Le nom d’un ou plusieurs associés exerçant leur profession au sein de la société peut être inclus dans sa dénomination sociale.

Le nom d’un ou plusieurs associés ayant exercé leur profession au sein de la société peut être maintenu dans sa dénomination sociale à condition d’être précédé du mot « anciennement ». Toutefois, cette faculté cesse lorsqu’il n’existe plus, au nombre des associés, une personne au moins qui ait exercé la profession au sein de la société, avec l’ancien associé dont le nom serait maintenu.

La société peut faire suivre ou précéder sa dénomination sociale du nom et du sigle de l’association, du groupement ou réseau professionnel, national ou international, dont elle est membre, sans préjudice des dispositions de l’article 27 de la loi n° 90-1259 du 31 décembre 1990 portant réforme de certaines professions judiciaires et juridiques. »

10. Pacte DUTREIL

La loi de finances pour 2008 a assoupli le mécanisme des Pactes Dutreil en matière d’ISF, mais également en matière de droits de mutation à titre gratuit.
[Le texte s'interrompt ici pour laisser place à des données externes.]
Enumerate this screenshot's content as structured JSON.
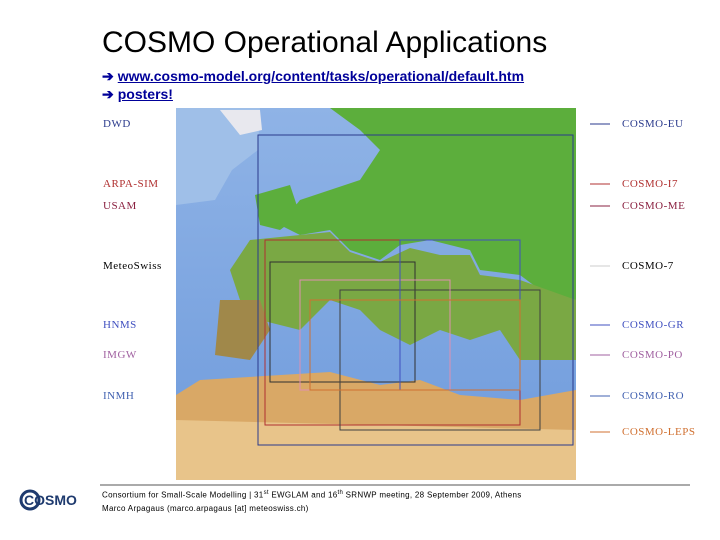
{
  "header": {
    "title": "COSMO Operational Applications",
    "links": [
      "www.cosmo-model.org/content/tasks/operational/default.htm",
      "posters!"
    ]
  },
  "left_labels": [
    "DWD",
    "ARPA-SIM",
    "USAM",
    "MeteoSwiss",
    "HNMS",
    "IMGW",
    "INMH"
  ],
  "right_labels": [
    "COSMO-EU",
    "COSMO-I7",
    "COSMO-ME",
    "COSMO-7",
    "COSMO-GR",
    "COSMO-PO",
    "COSMO-RO",
    "COSMO-LEPS"
  ],
  "footer": {
    "line1": [
      "Consortium for Small-Scale Modelling | 31",
      "st",
      " EWGLAM and 16",
      "th",
      " SRNWP meeting, 28 September 2009, Athens"
    ],
    "line2": "Marco Arpagaus (marco.arpagaus [at] meteoswiss.ch)"
  },
  "logo": "COSMO"
}
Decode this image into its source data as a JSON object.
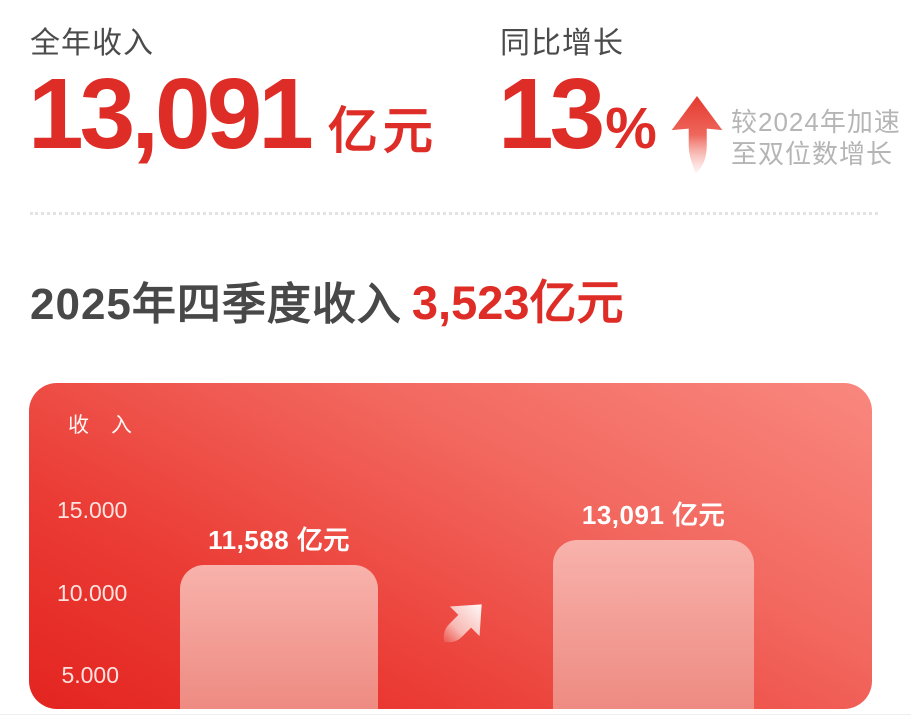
{
  "header": {
    "kpi_left": {
      "label": "全年收入",
      "value": "13,091",
      "unit": "亿元"
    },
    "kpi_right": {
      "label": "同比增长",
      "value": "13",
      "unit": "%",
      "trend_icon": "up-arrow",
      "note_lines": [
        "较2024年加速",
        "至双位数增长"
      ]
    }
  },
  "section": {
    "title_prefix": "2025年四季度收入",
    "title_value": "3,523亿元"
  },
  "chart_data": {
    "type": "bar",
    "ylabel": "收 入",
    "values": [
      11588,
      13091
    ],
    "bar_labels": [
      "11,588 亿元",
      "13,091 亿元"
    ],
    "y_ticks": [
      {
        "label": "15.000",
        "value": 15000
      },
      {
        "label": "10.000",
        "value": 10000
      },
      {
        "label": "5.000",
        "value": 5000
      }
    ],
    "ylim": [
      0,
      20000
    ],
    "grid": false,
    "legend": "none",
    "trend_icon": "growth-arrow"
  },
  "colors": {
    "accent_red": "#de2c26",
    "heading_gray": "#4b4b4b",
    "note_gray": "#b5b5b5",
    "panel_gradient_top": "#f9887f",
    "panel_gradient_bottom": "#e42420",
    "bar_gradient_top": "#f8b3ac",
    "bar_gradient_bottom": "#ee8b82"
  }
}
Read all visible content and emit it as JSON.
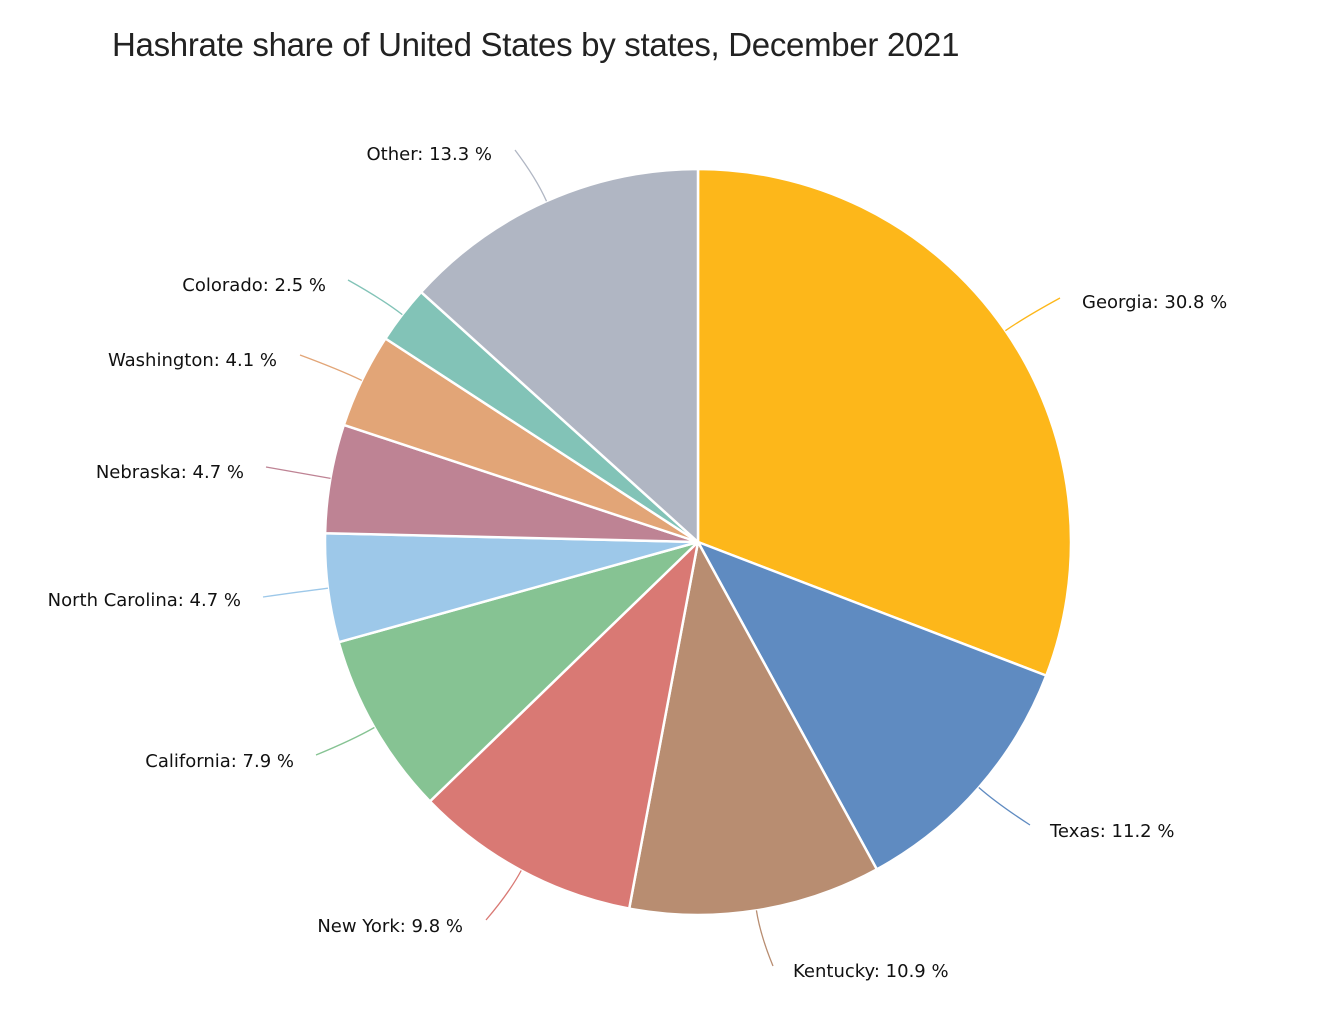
{
  "title": "Hashrate share of United States by states, December 2021",
  "chart_data": {
    "type": "pie",
    "title": "Hashrate share of United States by states, December 2021",
    "start_angle_deg": 0,
    "direction": "clockwise",
    "unit": "%",
    "slices": [
      {
        "label": "Georgia",
        "value": 30.8,
        "color": "#FDB71A",
        "text": "Georgia: 30.8 %"
      },
      {
        "label": "Texas",
        "value": 11.2,
        "color": "#5F8BC1",
        "text": "Texas: 11.2 %"
      },
      {
        "label": "Kentucky",
        "value": 10.9,
        "color": "#B88D71",
        "text": "Kentucky: 10.9 %"
      },
      {
        "label": "New York",
        "value": 9.8,
        "color": "#D97974",
        "text": "New York: 9.8 %"
      },
      {
        "label": "California",
        "value": 7.9,
        "color": "#86C393",
        "text": "California: 7.9 %"
      },
      {
        "label": "North Carolina",
        "value": 4.7,
        "color": "#9DC8E9",
        "text": "North Carolina: 4.7 %"
      },
      {
        "label": "Nebraska",
        "value": 4.7,
        "color": "#BE8394",
        "text": "Nebraska: 4.7 %"
      },
      {
        "label": "Washington",
        "value": 4.1,
        "color": "#E2A577",
        "text": "Washington: 4.1 %"
      },
      {
        "label": "Colorado",
        "value": 2.5,
        "color": "#82C3B7",
        "text": "Colorado: 2.5 %"
      },
      {
        "label": "Other",
        "value": 13.3,
        "color": "#B0B6C3",
        "text": "Other: 13.3 %"
      }
    ],
    "legend": "none (inline labels with connector lines)"
  }
}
Dorénavant et pour ce qui concerne les parts ou actions de sociétés ayant une activité…libérale, la durée de six ans se décompte de la manière suivante :

- Un engagement collectif de conservation des titres (au moins 34% des droits sociaux) d’une durée minimale de deux ans en cours au jour de la transmission, pris par le défunt ou le donateur, pour lui ou ses ayants-cause à titre gratuit, avec d’autres associés
- Un engagement de chacun des héritiers, donataires ou légataires, dans la déclaration de succession ou dans l’acte de donation, de conserver les parts ou actions transmises pendant une durée de quatre ans à compter de la date d’expiration de l’engagement collectif.

Compte tenu des dispositions de l’article 5 3° de la loi du 31 décembre 1990, les ayants droit des professionnels décédés ne peuvent conserver leurs droits sociaux au-delà de cinq ans. Il est donc proposé de modifier les dispositions de l’article 787 B du CGI pour tenir compte de cette exigence spécifique aux professions réglementées.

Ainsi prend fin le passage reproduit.